1. Une offre prépayée digitale à usage limité
Il s’agirait d’une SIM ou eSIM préchargée, valable pour 7 ou 30 jours, comprenant une enveloppe data et voix. Elle serait achetable uniquement en ligne ou via les bornes Free, sans compte client, ni reconduction automatique, et offrirait une activation instantanée.
2. Des “Pass Free Tourisme”
Pensés pour les touristes, ces Pass seraient vendus dans les aéroports, hôtels et lieux touristiques, avec une interface multilingue et une activation simplifiée en anglais. Ils incluraient roaming UE et validité limitée, répondant aux usages de courte durée.
3. Un “forfait sans facture” basé sur le NFC
Rechargeable via carte bancaire, QR code ou application, ce forfait sans engagement ni compte client offrirait un accès data + voix immédiat, idéal pour une ligne secondaire ou pour connecter un objet (modem, GPS, tablette). Il serait géré via l’application Free ou une carte dédiée, dans un format 100 % dématérialisé.

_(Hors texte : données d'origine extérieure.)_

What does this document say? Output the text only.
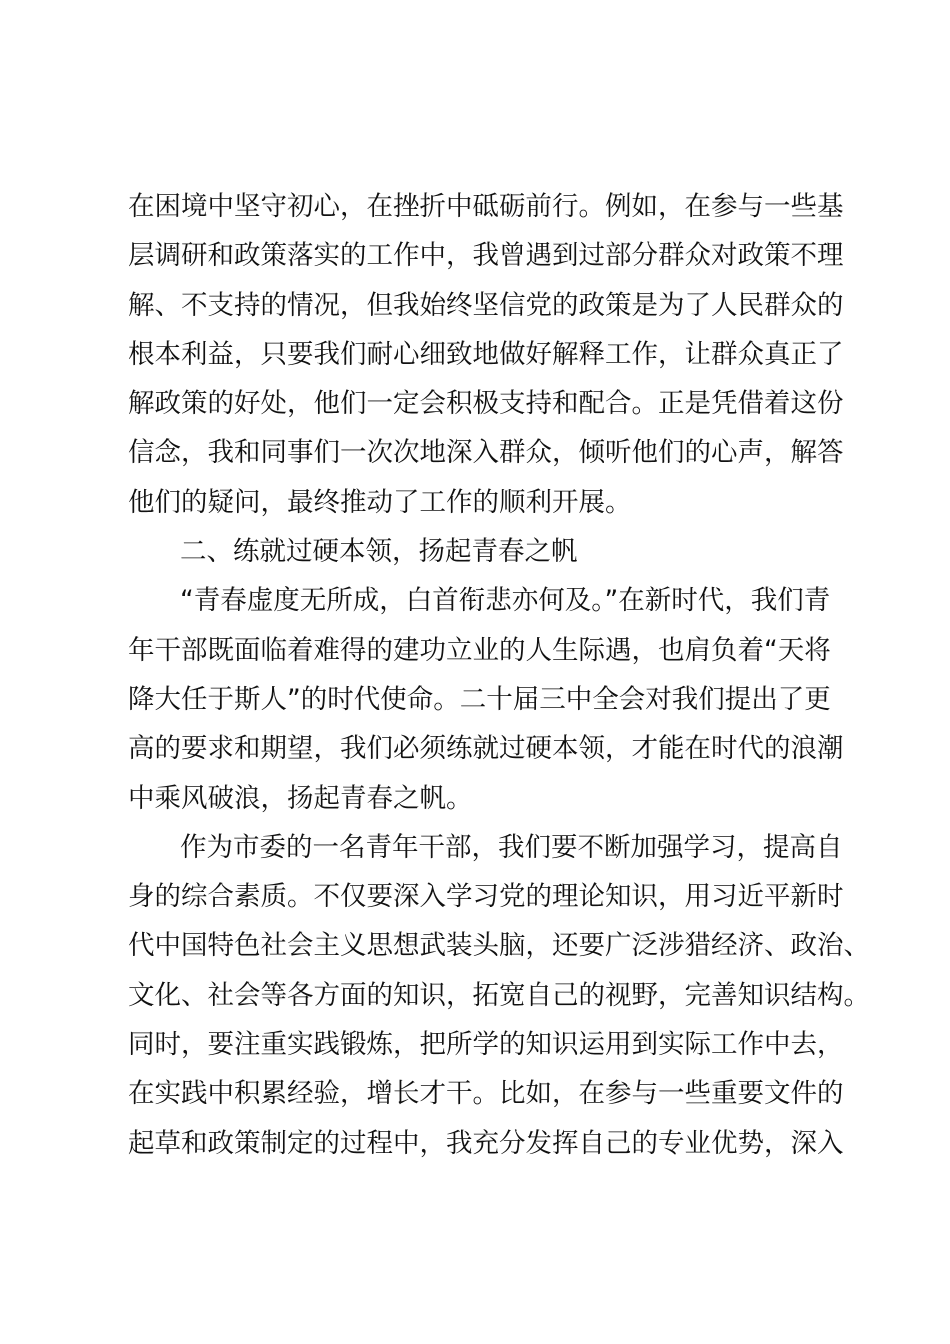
在困境中坚守初心，在挫折中砥砺前行。例如，在参与一些基
层调研和政策落实的工作中，我曾遇到过部分群众对政策不理
解、不支持的情况，但我始终坚信党的政策是为了人民群众的
根本利益，只要我们耐心细致地做好解释工作，让群众真正了
解政策的好处，他们一定会积极支持和配合。正是凭借着这份
信念，我和同事们一次次地深入群众，倾听他们的心声，解答
他们的疑问，最终推动了工作的顺利开展。
二、练就过硬本领，扬起青春之帆
“青春虚度无所成，白首衔悲亦何及。”在新时代，我们青
年干部既面临着难得的建功立业的人生际遇，也肩负着“天将
降大任于斯人”的时代使命。二十届三中全会对我们提出了更
高的要求和期望，我们必须练就过硬本领，才能在时代的浪潮
中乘风破浪，扬起青春之帆。
作为市委的一名青年干部，我们要不断加强学习，提高自
身的综合素质。不仅要深入学习党的理论知识，用习近平新时
代中国特色社会主义思想武装头脑，还要广泛涉猎经济、政治、
文化、社会等各方面的知识，拓宽自己的视野，完善知识结构。
同时，要注重实践锻炼，把所学的知识运用到实际工作中去，
在实践中积累经验，增长才干。比如，在参与一些重要文件的
起草和政策制定的过程中，我充分发挥自己的专业优势，深入
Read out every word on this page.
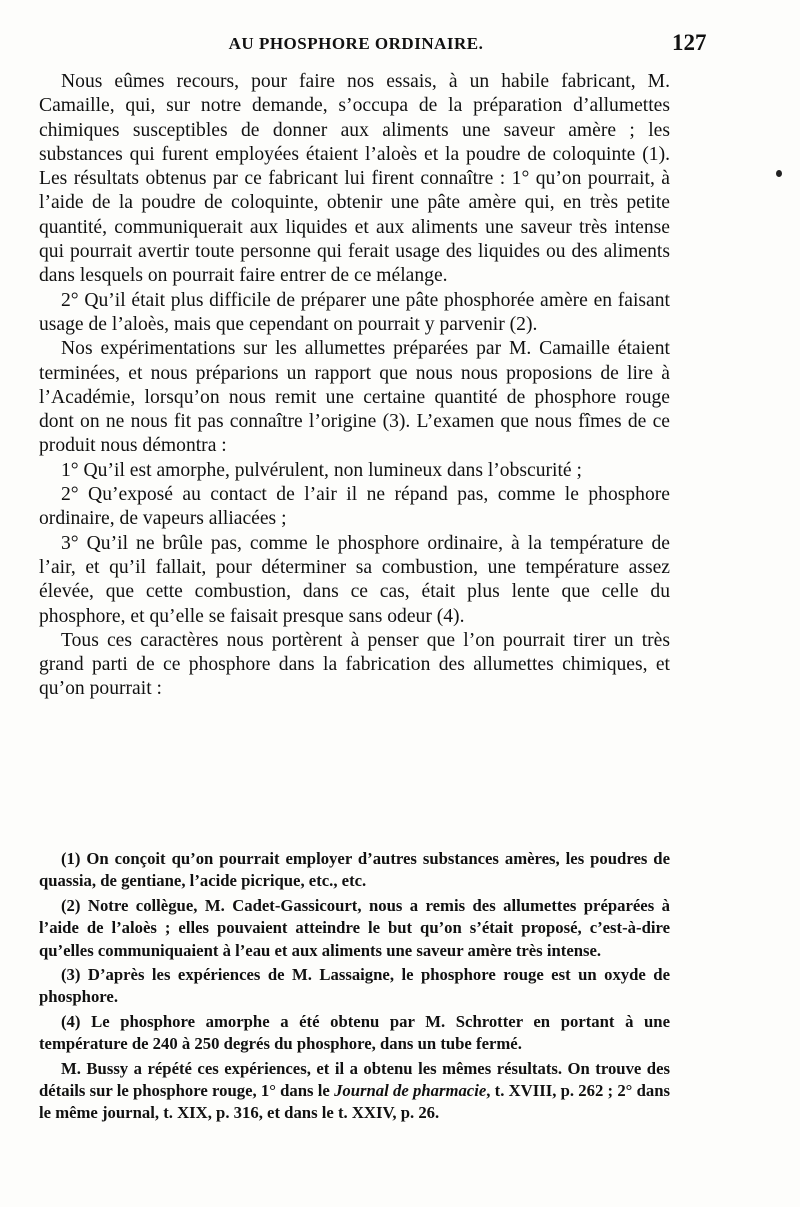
AU PHOSPHORE ORDINAIRE.	127

Nous eûmes recours, pour faire nos essais, à un habile fabricant, M. Camaille, qui, sur notre demande, s’occupa de la préparation d’allumettes chimiques susceptibles de donner aux aliments une saveur amère ; les substances qui furent employées étaient l’aloès et la poudre de coloquinte (1). Les résultats obtenus par ce fabricant lui firent connaître : 1° qu’on pourrait, à l’aide de la poudre de coloquinte, obtenir une pâte amère qui, en très petite quantité, communiquerait aux liquides et aux aliments une saveur très intense qui pourrait avertir toute personne qui ferait usage des liquides ou des aliments dans lesquels on pourrait faire entrer de ce mélange.

2° Qu’il était plus difficile de préparer une pâte phosphorée amère en faisant usage de l’aloès, mais que cependant on pourrait y parvenir (2).

Nos expérimentations sur les allumettes préparées par M. Camaille étaient terminées, et nous préparions un rapport que nous nous proposions de lire à l’Académie, lorsqu’on nous remit une certaine quantité de phosphore rouge dont on ne nous fit pas connaître l’origine (3). L’examen que nous fîmes de ce produit nous démontra :

1° Qu’il est amorphe, pulvérulent, non lumineux dans l’obscurité ;

2° Qu’exposé au contact de l’air il ne répand pas, comme le phosphore ordinaire, de vapeurs alliacées ;

3° Qu’il ne brûle pas, comme le phosphore ordinaire, à la température de l’air, et qu’il fallait, pour déterminer sa combustion, une température assez élevée, que cette combustion, dans ce cas, était plus lente que celle du phosphore, et qu’elle se faisait presque sans odeur (4).

Tous ces caractères nous portèrent à penser que l’on pourrait tirer un très grand parti de ce phosphore dans la fabrication des allumettes chimiques, et qu’on pourrait :

(1) On conçoit qu’on pourrait employer d’autres substances amères, les poudres de quassia, de gentiane, l’acide picrique, etc., etc.

(2) Notre collègue, M. Cadet-Gassicourt, nous a remis des allumettes préparées à l’aide de l’aloès ; elles pouvaient atteindre le but qu’on s’était proposé, c’est-à-dire qu’elles communiquaient à l’eau et aux aliments une saveur amère très intense.

(3) D’après les expériences de M. Lassaigne, le phosphore rouge est un oxyde de phosphore.

(4) Le phosphore amorphe a été obtenu par M. Schrotter en portant à une température de 240 à 250 degrés du phosphore, dans un tube fermé.

M. Bussy a répété ces expériences, et il a obtenu les mêmes résultats. On trouve des détails sur le phosphore rouge, 1° dans le Journal de pharmacie, t. XVIII, p. 262 ; 2° dans le même journal, t. XIX, p. 316, et dans le t. XXIV, p. 26.
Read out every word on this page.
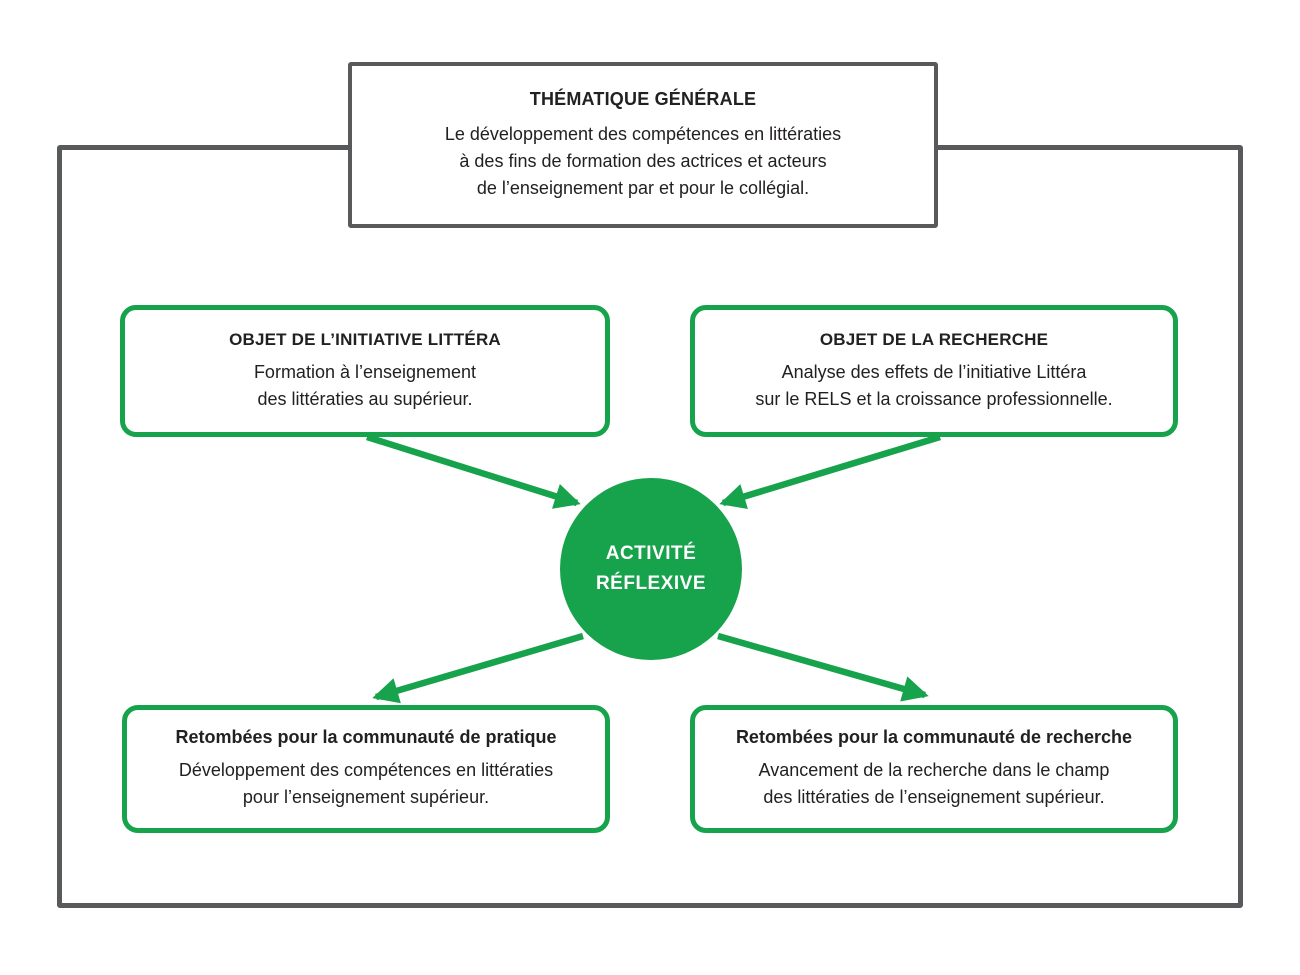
THÉMATIQUE GÉNÉRALE
Le développement des compétences en littératies
à des fins de formation des actrices et acteurs
de l’enseignement par et pour le collégial.
OBJET DE L’INITIATIVE LITTÉRA
Formation à l’enseignement
des littératies au supérieur.
OBJET DE LA RECHERCHE
Analyse des effets de l’initiative Littéra
sur le RELS et la croissance professionnelle.
ACTIVITÉ
RÉFLEXIVE
Retombées pour la communauté de pratique
Développement des compétences en littératies
pour l’enseignement supérieur.
Retombées pour la communauté de recherche
Avancement de la recherche dans le champ
des littératies de l’enseignement supérieur.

Ces modèles permettraient à Free de répondre aux derniers cas d’usage du prépayé tout en préservant la cohérence de son architecture tarifaire.
Bouygues sort du jeu, mais le marché du prépayé est-il clos ?
Orange et SFR n’ont pas encore lâché l’affaire
Chez Orange, Mobicarte survit, mais dans un état quasi végétatif : options data limitées, faible visibilité, et peu d’investissement marketing. Même constat chez SFR, qui propose encore des recharges valables 30 jours, mais sans innovation ni différenciation concurrentielle.
Ces offres tiennent plus du vestige que de la conquête commerciale. À tel point qu’Orange ne mentionne même plus Mobicarte dans ses bilans financiers depuis 2022.